Lepidoptera The Orange Tip Butterfly – Euchloe Cardamines
No one could possibly mistake the male of this species for any other British butterfly, the popular name alone giving quite sufficient information for its identification, but the female Orange Tip is not tipped with orange, and its markings, both above and beneath, resemble those of Daplidice so nearly that the same written description might apply almost equally well to both.
On Plate I (fig. 7) is shown the upper side of the male, and just opposite it (fig. 8) the under surface of the same. The female is usually a little larger than her mate, and is marked similarly on both sides except that the bright orange blotch is entirely wanting. She may always be distinguished from Daplidice by the smaller size of the white spots that break the dark blotch at the tip of the fore wing; also by the very small size of the dark spot in the centre of the same wing. The green chequerings of the under side of the hind wings are also more sharply defined, and the insect is generally of a lighter build.

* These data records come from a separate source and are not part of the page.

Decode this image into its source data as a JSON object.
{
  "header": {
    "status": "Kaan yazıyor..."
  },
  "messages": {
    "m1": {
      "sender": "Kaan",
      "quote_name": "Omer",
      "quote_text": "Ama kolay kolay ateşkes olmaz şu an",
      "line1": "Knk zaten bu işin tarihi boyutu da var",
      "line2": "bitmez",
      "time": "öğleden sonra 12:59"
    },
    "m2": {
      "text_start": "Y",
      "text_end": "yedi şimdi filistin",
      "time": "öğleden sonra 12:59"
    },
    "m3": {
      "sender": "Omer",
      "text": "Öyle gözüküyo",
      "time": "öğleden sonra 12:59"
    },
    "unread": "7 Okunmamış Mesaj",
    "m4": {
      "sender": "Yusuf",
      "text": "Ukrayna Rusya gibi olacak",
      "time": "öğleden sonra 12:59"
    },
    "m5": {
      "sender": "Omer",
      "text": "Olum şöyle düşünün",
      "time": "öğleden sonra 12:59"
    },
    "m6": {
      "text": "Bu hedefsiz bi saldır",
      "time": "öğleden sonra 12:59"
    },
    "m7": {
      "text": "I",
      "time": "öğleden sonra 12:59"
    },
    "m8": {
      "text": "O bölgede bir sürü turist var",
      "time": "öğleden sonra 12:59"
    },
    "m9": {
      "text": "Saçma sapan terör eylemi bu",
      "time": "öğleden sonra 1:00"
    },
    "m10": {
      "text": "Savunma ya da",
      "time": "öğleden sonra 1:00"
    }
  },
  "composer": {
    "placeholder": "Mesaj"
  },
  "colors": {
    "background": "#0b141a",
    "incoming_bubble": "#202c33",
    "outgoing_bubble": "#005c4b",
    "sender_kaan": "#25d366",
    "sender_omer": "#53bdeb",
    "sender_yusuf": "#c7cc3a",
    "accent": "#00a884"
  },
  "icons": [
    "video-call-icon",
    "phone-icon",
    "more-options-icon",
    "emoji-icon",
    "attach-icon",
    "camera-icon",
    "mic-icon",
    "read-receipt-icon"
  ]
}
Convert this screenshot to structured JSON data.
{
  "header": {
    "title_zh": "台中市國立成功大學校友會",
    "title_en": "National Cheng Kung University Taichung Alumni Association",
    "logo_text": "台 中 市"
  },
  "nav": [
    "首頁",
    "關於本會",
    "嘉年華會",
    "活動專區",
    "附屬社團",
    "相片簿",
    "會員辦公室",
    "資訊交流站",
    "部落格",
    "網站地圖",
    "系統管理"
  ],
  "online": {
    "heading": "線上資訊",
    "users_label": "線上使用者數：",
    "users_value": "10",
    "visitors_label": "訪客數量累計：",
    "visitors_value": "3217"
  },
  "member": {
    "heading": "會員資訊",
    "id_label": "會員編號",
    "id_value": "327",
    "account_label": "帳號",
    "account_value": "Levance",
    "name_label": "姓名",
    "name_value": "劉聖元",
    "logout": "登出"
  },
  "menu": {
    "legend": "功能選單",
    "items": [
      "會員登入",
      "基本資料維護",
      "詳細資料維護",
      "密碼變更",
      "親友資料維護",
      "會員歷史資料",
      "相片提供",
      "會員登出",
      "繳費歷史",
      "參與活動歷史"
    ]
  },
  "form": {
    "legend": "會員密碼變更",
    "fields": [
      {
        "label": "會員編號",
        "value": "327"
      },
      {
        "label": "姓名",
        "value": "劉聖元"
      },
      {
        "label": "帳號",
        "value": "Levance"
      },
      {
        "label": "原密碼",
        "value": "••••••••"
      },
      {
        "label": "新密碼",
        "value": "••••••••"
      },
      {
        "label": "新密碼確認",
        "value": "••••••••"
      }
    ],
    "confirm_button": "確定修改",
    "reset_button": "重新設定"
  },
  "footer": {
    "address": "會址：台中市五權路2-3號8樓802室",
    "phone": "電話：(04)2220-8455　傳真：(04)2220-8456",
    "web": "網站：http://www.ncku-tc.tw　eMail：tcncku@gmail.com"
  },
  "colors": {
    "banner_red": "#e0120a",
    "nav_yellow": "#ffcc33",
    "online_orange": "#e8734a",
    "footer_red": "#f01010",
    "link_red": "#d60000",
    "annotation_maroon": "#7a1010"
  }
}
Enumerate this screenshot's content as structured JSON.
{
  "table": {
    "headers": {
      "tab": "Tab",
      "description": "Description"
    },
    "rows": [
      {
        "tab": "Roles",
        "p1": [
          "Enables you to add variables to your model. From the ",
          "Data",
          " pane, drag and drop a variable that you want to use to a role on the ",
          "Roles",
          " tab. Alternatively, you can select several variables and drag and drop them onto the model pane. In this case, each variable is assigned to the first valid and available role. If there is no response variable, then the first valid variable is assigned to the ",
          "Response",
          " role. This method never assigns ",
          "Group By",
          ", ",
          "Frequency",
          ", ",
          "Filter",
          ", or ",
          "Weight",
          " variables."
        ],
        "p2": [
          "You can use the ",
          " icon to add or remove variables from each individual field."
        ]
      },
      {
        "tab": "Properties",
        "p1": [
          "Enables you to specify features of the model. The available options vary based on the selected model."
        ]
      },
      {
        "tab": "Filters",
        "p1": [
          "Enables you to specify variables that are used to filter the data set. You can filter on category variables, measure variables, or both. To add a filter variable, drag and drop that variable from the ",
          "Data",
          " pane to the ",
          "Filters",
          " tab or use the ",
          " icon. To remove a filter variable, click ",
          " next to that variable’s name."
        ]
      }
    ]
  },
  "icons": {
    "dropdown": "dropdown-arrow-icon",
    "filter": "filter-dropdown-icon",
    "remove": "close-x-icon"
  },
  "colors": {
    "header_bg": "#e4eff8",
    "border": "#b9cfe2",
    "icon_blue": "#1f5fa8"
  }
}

Like many other butterflies, the Orange Tip is subject to variations in colouring. Sometimes a pale but bright yellow takes the place of the white ground, and the orange blotch of the male is occasionally present on the upper or lower surface only.
Cardamines is a single-brooded insect, and is essentially a creature of the spring, at which time it may be found in abundance in lanes, meadows, and clearings in woods throughout the British Isles. Its flight is so light and airy that even the female may easily be distinguished from other Whites when on the wing, while the brilliant orange of the male, intensified by the bright rays of the spring sun, may be identified at some considerable distance.
The food plants of Cardamines include the cuckoo-flower (Cardamine pratensis) and the bitter cress (C. impatiens), after which the insect is named, also water-cress (Nasturtium officinale), winter cress (Barbarea vulgaris), rock cress (Arabis perfoliata), hedge mustard (Sisymbrium officinale), Jack-by-the-hedge (S. Alliaria), wild mustard (Brassica Sinapis), &c., and the eggs of the butterfly may be found on these during May and June.
The caterpillar (Plate VIII, fig. 2) is green, with a white stripe on each side, and its body is covered with short hair. In July it is fully grown, and ascends a stem of the food plant to prepare itself for its long winter sleep.
The chrysalis (Plate VIII, fig. 8) is a very peculiar object. Both ends are much elongated and sharply pointed; and the foremost extremity stands out at an angle with the stem to which it is attached.
This butterfly should be looked for during April and May, but in mild seasons it may often be met with in March.